脳機能障害を基盤としたADHD(注意欠如・多動症)の学童期における支援体制について
公開日:2020.08.26
ADHD(注意欠如・多動症)とは、極端な多動性、衝動性、不注意を主症状とし、乳幼児期あるいは小児期にあらわれ、小学生の3%~7%にみられるといわれています。
生まれながらもった脳機能の異常から生じた障害と考えられており、家庭や学校生活において、さまざまな困難を抱えることがあります。特性が理解されずに、保護者や学校の先生、同級生などから不適切な行動を強く指摘され続けると、自尊心の低下、無力感、引きこもりなど、二次障害の悪循環に陥り、子どもの心理的発達や社会生活への適応に多大な影響を与えてしまう可能性があります。
ADHDの子どもにとって、学童期のはじめ(小学校低学年)の段階は、子ども自身が障害を乗り越えるスキルを獲得するために、特に重要な時期。小学校高学年、思春期、青年期に向けて深まる自己理解を支えるためにも、学童期のはじめに成功体験を重ね、自己肯定感を高めることが大切です。保護者や教師には、当事者の特性を理解した、柔軟なコミュニケーションが求められます。
作業療法士国家試験では以下のような問題が出題されています。
過去問題【作業療法士】
第52回 午前 19問
7歳の男児。幼児期から落ち着きがなく、他の子供から遊具を取り上げる、列に並べない、座って待てないことが多かった。小学校入学後も、周囲の生徒の文房具を勝手に使う、課題に集中せず席を離れるなどが頻繁にみられていた。自宅でも落ち着きがなく、母親が注意すると興奮する状況であった。この男児について作業療法士が担当教員から相談を受けることになった。
担当教員への助言内容として適切なのはどれか。
- 1.注意・叱責は強く行う。
- 2.男児の席を教室の中心に設ける。
- 3.望ましい行動が生じたら直ちに褒める。
- 4.不得意なことは時間を要しても習得を目指す。
- 5.集団生活に必要なルールを本人に詳しく説明する。
解答
正解:3
■解説
選択肢の中で、担当教員への助言としてふさわしいのは、選択肢3の「望ましい行動が生じたら直ちに褒める」です。集団生活のなかでは、不適切な行動に目が行きがちですが、長所に注目して伸ばしていくようなサポートが求められます。男児は褒められることで、ポジティブなセルフイメージを持つことができ、自己評価を高めていけるでしょう。
選択肢1の「注意・叱責は強く行う」といった対応は、自分の行動を振り返り、学校生活でのルールを学習させるうえで大切な機会です。しかし、強い注意や叱責が続くと、劣等感や疎外感を助長し、自己評価の低下を招きます。周囲の同級生にからかわれるきっかけになることもあり、自信を喪失して本来学ぶべきルールや経験に目が向かなくなってしまう可能性があります。
選択肢2の「男児の席を教室の中心に設ける」や選択肢4「不得意なことは時間を要しても習得を目指す」のような対応にも注意が必要です。周囲の注目が過度に集まる環境や、失敗体験がフォーカスされ過ぎる経験は、否定的なセルフイメージにつながりやすく、自尊感情に影響を及ぼすかもしれません。

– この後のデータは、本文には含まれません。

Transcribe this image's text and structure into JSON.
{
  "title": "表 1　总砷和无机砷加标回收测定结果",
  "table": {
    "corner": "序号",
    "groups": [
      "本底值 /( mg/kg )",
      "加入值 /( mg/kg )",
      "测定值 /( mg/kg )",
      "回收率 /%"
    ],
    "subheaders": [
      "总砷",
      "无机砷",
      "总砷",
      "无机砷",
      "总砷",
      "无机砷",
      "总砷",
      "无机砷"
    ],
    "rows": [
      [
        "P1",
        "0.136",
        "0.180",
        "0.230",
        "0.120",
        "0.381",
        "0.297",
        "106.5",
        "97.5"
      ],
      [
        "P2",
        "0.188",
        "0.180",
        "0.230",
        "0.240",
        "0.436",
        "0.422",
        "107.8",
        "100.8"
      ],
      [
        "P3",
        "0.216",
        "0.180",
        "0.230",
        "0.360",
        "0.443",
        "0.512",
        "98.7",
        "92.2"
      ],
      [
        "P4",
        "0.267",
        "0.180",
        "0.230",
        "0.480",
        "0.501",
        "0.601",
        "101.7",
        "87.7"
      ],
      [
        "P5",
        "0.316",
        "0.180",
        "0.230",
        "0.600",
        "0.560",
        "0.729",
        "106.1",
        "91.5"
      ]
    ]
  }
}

選択肢5「集団生活に必要なルールを本人に詳しく説明する」は、ADHDの特性を考慮すると、適切な対応ではありません。ADHDでは、他人の話を注意深く聞いたり、一度にたくさんのことを消化したりすることが難しい傾向があります。ルールは一度に伝えようとせず、場面に応じて短くわけ、ひとつひとつ伝えるのがベターではないでしょうか。
■実務での活かし方
仕草や表情からも情報をキャッチしやすいface to faceのコミュニケーションが大切。行動を言葉で振り返る体験を重ねながらも、絵や写真を使って視覚的に伝える工夫を加えることもおすすめです。

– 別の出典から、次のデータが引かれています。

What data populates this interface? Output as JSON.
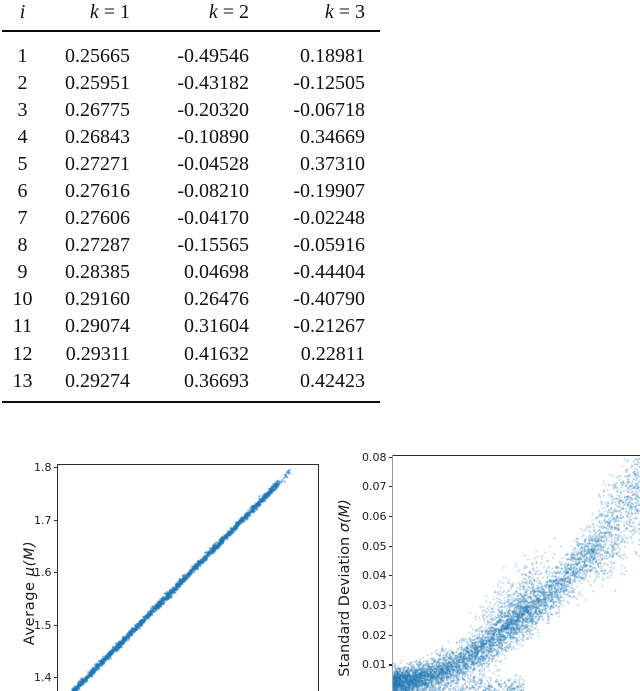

先生との関わりのなかで目的・目標が明確になれば、望ましい習慣を促すチャンスが生まれます。また、学校生活のなかで、不安や緊張を強いられ、ストレスを発散できずにいる可能性も忘れてはなりません。児童が自分の思いや感情を安心して表現できる場をもてるよう配慮すると良いでしょう。
[出典・参照]
第52回理学療法士国家試験、第52回作業療法士国家試験の問題および正答について(厚生労働省)
第52回作業療法士国家試験問題
中山 奈保子(なかやま なおこ)
作業療法士(教育学修士)。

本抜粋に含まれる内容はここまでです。